A refugee who became a beloved British storyteller, capturing the warmth of home and the shadow of displacement through a tiger's visit and a lost pink rabbit.
Judith Kerr's life and work were forever shaped by a sudden flight. Born in Berlin to a prominent Jewish family, she left Germany with her brother and parents in 1933, just before the Nazis could confiscate their father's passport. This childhood escape, leaving toys behind, later formed the heart of her classic 'When Hitler Stole Pink Rabbit.' Settling in Britain, she built a career as an artist and BBC scriptwriter before publishing her first picture book at 45. 'The Tiger Who Came to Tea,' with its calmly surreal domestic invasion, became an instant classic, while her gentle, forgetful cat Mog charmed generations. Kerr wrote and illustrated into her nineties, her clear lines and understated prose creating a world of safety and kindness, a direct answer to the chaos she had witnessed in her youth. Her books, translated worldwide, speak to the universal need for home.
1901–1927
Grew up during the Depression, fought World War II, and built the postwar economic boom. Defined by shared sacrifice, institutional trust, and a belief that hard work and loyalty would be rewarded.
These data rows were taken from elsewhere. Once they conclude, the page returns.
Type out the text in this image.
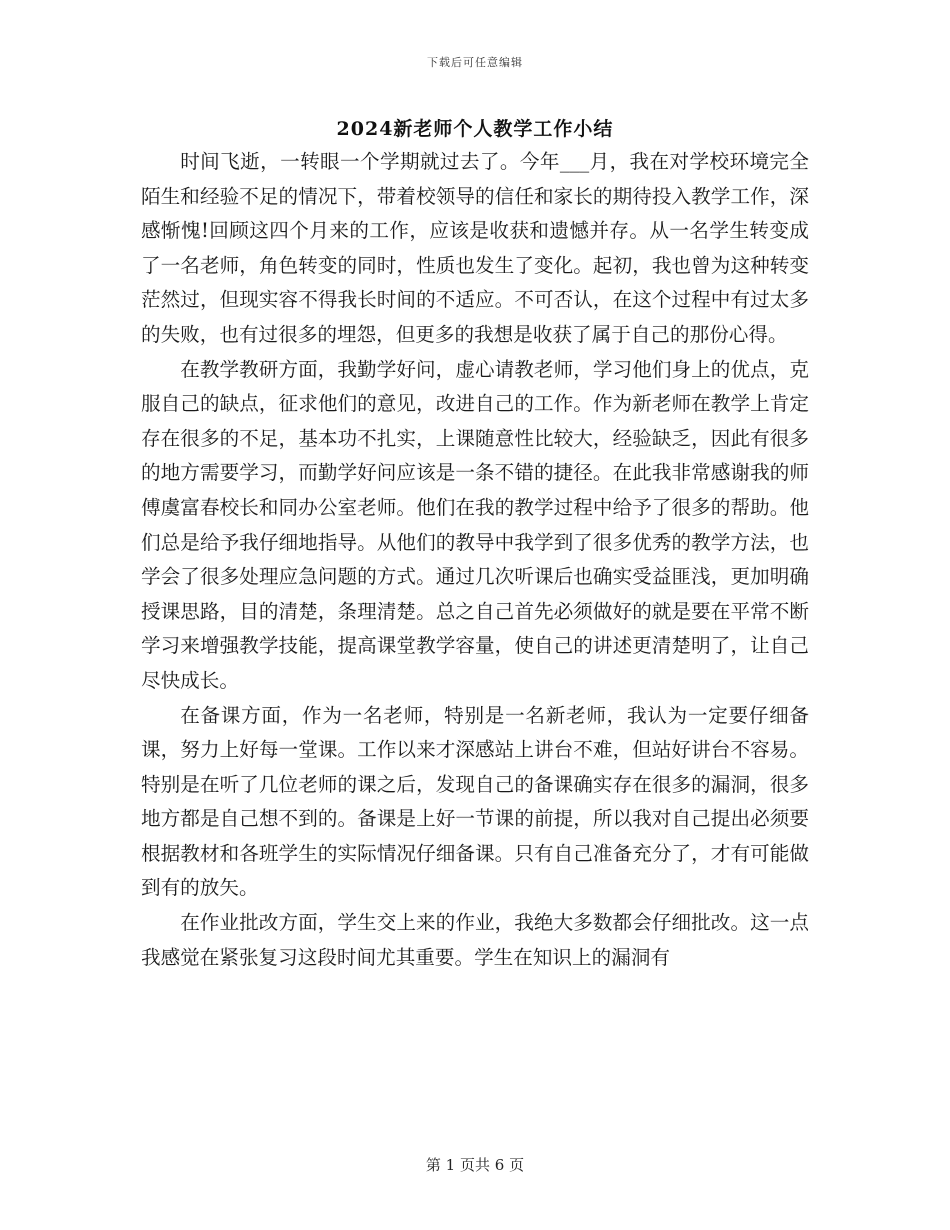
下载后可任意编辑
2024新老师个人教学工作小结

时间飞逝，一转眼一个学期就过去了。今年___月，我在对学校环境完全陌生和经验不足的情况下，带着校领导的信任和家长的期待投入教学工作，深感惭愧!回顾这四个月来的工作，应该是收获和遗憾并存。从一名学生转变成了一名老师，角色转变的同时，性质也发生了变化。起初，我也曾为这种转变茫然过，但现实容不得我长时间的不适应。不可否认，在这个过程中有过太多的失败，也有过很多的埋怨，但更多的我想是收获了属于自己的那份心得。

在教学教研方面，我勤学好问，虚心请教老师，学习他们身上的优点，克服自己的缺点，征求他们的意见，改进自己的工作。作为新老师在教学上肯定存在很多的不足，基本功不扎实，上课随意性比较大，经验缺乏，因此有很多的地方需要学习，而勤学好问应该是一条不错的捷径。在此我非常感谢我的师傅虞富春校长和同办公室老师。他们在我的教学过程中给予了很多的帮助。他们总是给予我仔细地指导。从他们的教导中我学到了很多优秀的教学方法，也学会了很多处理应急问题的方式。通过几次听课后也确实受益匪浅，更加明确授课思路，目的清楚，条理清楚。总之自己首先必须做好的就是要在平常不断学习来增强教学技能，提高课堂教学容量，使自己的讲述更清楚明了，让自己尽快成长。

在备课方面，作为一名老师，特别是一名新老师，我认为一定要仔细备课，努力上好每一堂课。工作以来才深感站上讲台不难，但站好讲台不容易。特别是在听了几位老师的课之后，发现自己的备课确实存在很多的漏洞，很多地方都是自己想不到的。备课是上好一节课的前提，所以我对自己提出必须要根据教材和各班学生的实际情况仔细备课。只有自己准备充分了，才有可能做到有的放矢。

在作业批改方面，学生交上来的作业，我绝大多数都会仔细批改。这一点我感觉在紧张复习这段时间尤其重要。学生在知识上的漏洞有

第 1 页共 6 页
Judith was born in 1923, placing them squarely in The Greatest Generation. The events that shaped this generation — world wars, depression, and rapid industrialization — shaped the world they entered and the choices available to them.
The biggest hits of 1923
#1 Movie
The Covered Wagon
The world at every milestone
The Great Kanto earthquake devastates Tokyo
Alexander Fleming discovers penicillin; Mickey Mouse debuts
Jesse Owens wins four golds at the Berlin Olympics
World War II begins; The Wizard of Oz premieres
Pearl Harbor attack brings the US into WWII
D-Day: Allied forces land at Normandy
DNA structure discovered by Watson and Crick
JFK assassinated in Dallas; Martin Luther King's 'I Have a Dream' speech
US withdraws from Vietnam; Roe v. Wade decided
Internet adopts TCP/IP, creating the modern internet
European Union officially established
US invades Iraq; Human Genome Project completed
First image of a black hole; Hong Kong protests
Her father, Alfred Kerr, was a famous and fiercely critical German-Jewish theater critic whose books were burned by the Nazis.
She worked as a reader for the BBC's German service, monitoring Nazi radio broadcasts during World War II.
She met her husband, screenwriter Nigel Kneale (creator of Quatermass), when they both worked at the BBC.
She was appointed an Officer of the Order of the British Empire (OBE) in 2012 for services to children's literature and Holocaust education.
“I think it's lovely that children who read my books now don't know I'm writing about a time when I was frightened.”